If you find yourself speaking cruelly or negatively about yourself you have to challenge and disarm those thoughts. It’s also important to speak positively to yourself. If you are a flower, the kind words and thoughts you give to yourself will be the fuel that allows you to grow and bloom into the most beautiful and healthy version of yourself that you can be. To develop your self-esteem, it’s important to remind yourself of your worth and value and try to deny the negativity that would say otherwise. This may be a challenge at first, but sometimes it’s okay to fake it until you make it. Try to spend a few minutes a day practicing affirmations of your worth. We came up with a few if you're struggling to find one:

“I am getting better every day”
“My feelings and opinions are unique, and they are important”
“I am doing my best, and that is good enough.”
“I appreciate myself”
“I deserve happiness and peace with myself”
“My future is bright. Success is my birthright.”

Having a support network can be extremely helpful in building your self-esteem as well. Knowing people in your corner who love and support you can help you foster those feelings inside of yourself. Try to spend time with uplifting and supportive friends, or get involved in a group activity for one of your hobbies. If this doesn't work, or you're struggling to begin to develop self-worth, a mental health professional can also help you through talk therapy. Speaking about your struggles with someone you trust can help you release the negative feelings surrounding it.

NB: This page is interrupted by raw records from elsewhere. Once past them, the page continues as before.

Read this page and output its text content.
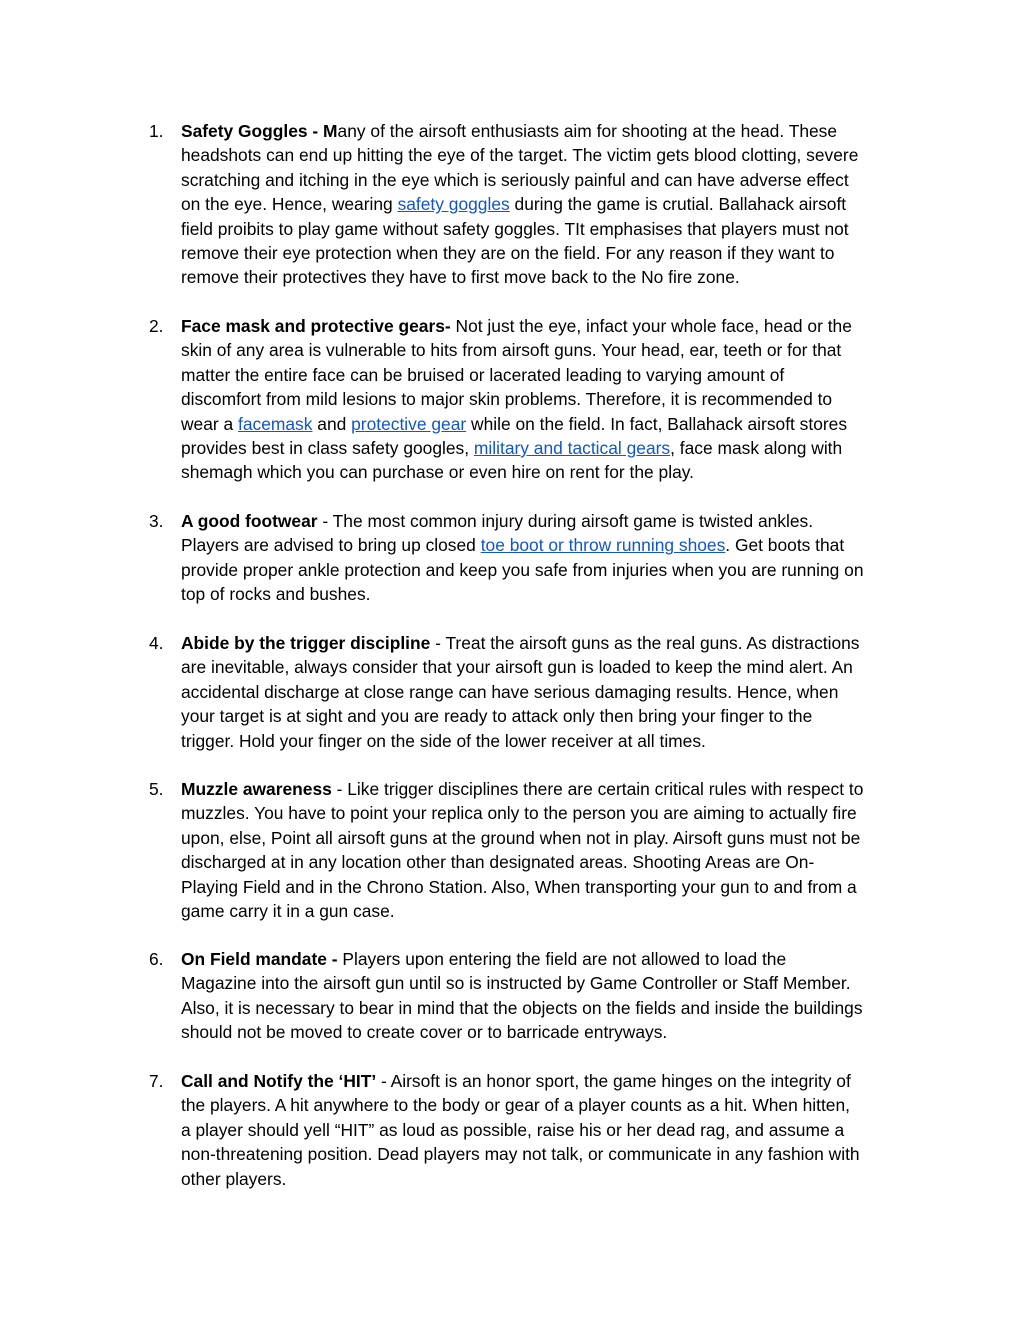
1. Safety Goggles - Many of the airsoft enthusiasts aim for shooting at the head. These
headshots can end up hitting the eye of the target. The victim gets blood clotting, severe
scratching and itching in the eye which is seriously painful and can have adverse effect
on the eye. Hence, wearing safety goggles during the game is crutial. Ballahack airsoft
field proibits to play game without safety goggles. TIt emphasises that players must not
remove their eye protection when they are on the field. For any reason if they want to
remove their protectives they have to first move back to the No fire zone.
2. Face mask and protective gears- Not just the eye, infact your whole face, head or the
skin of any area is vulnerable to hits from airsoft guns. Your head, ear, teeth or for that
matter the entire face can be bruised or lacerated leading to varying amount of
discomfort from mild lesions to major skin problems. Therefore, it is recommended to
wear a facemask and protective gear while on the field. In fact, Ballahack airsoft stores
provides best in class safety googles, military and tactical gears, face mask along with
shemagh which you can purchase or even hire on rent for the play.
3. A good footwear - The most common injury during airsoft game is twisted ankles.
Players are advised to bring up closed toe boot or throw running shoes. Get boots that
provide proper ankle protection and keep you safe from injuries when you are running on
top of rocks and bushes.
4. Abide by the trigger discipline - Treat the airsoft guns as the real guns. As distractions
are inevitable, always consider that your airsoft gun is loaded to keep the mind alert. An
accidental discharge at close range can have serious damaging results. Hence, when
your target is at sight and you are ready to attack only then bring your finger to the
trigger. Hold your finger on the side of the lower receiver at all times.
5. Muzzle awareness - Like trigger disciplines there are certain critical rules with respect to
muzzles. You have to point your replica only to the person you are aiming to actually fire
upon, else, Point all airsoft guns at the ground when not in play. Airsoft guns must not be
discharged at in any location other than designated areas. Shooting Areas are On-
Playing Field and in the Chrono Station. Also, When transporting your gun to and from a
game carry it in a gun case.
6. On Field mandate - Players upon entering the field are not allowed to load the
Magazine into the airsoft gun until so is instructed by Game Controller or Staff Member.
Also, it is necessary to bear in mind that the objects on the fields and inside the buildings
should not be moved to create cover or to barricade entryways.
7. Call and Notify the ‘HIT’ - Airsoft is an honor sport, the game hinges on the integrity of
the players. A hit anywhere to the body or gear of a player counts as a hit. When hitten,
a player should yell “HIT” as loud as possible, raise his or her dead rag, and assume a
non-threatening position. Dead players may not talk, or communicate in any fashion with
other players.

The final and potentially most helpful tip is to practice gratitude and mindfulness. As I mentioned, building your esteem can sometimes mean appreciating small victories, and accepting where you are. You don't need to be the very best, you only need to be your best. This means you should avoid comparing yourself to others and focus on what you want and take steps each day to achieve it. If you struggle with gratitude, taking the time at the end of the day to reflect can be a great place to start. 

You may find it helpful to journal one thing that you were grateful for that day or make a short list of things you like about yourself or are proud of. You might also benefit from meditation to help generate a sense of peace and connection with yourself. Whichever way you choose to appreciate how far you have come, the more you highlight the positive, the more likely it is to come to the forefront of your mind.

Even when life is difficult, believing in yourself and having faith that you can overcome obstacles can make the harder days a little bit easier. Self-confidence is the key to positive transformation; by creating a tranquil and positive inner landscape can help you transform the world around you. Working to develop self-esteem may be a challenge when you are first starting, but we believe it's worthwhile to continue to tap into the feelings of love that live inside you.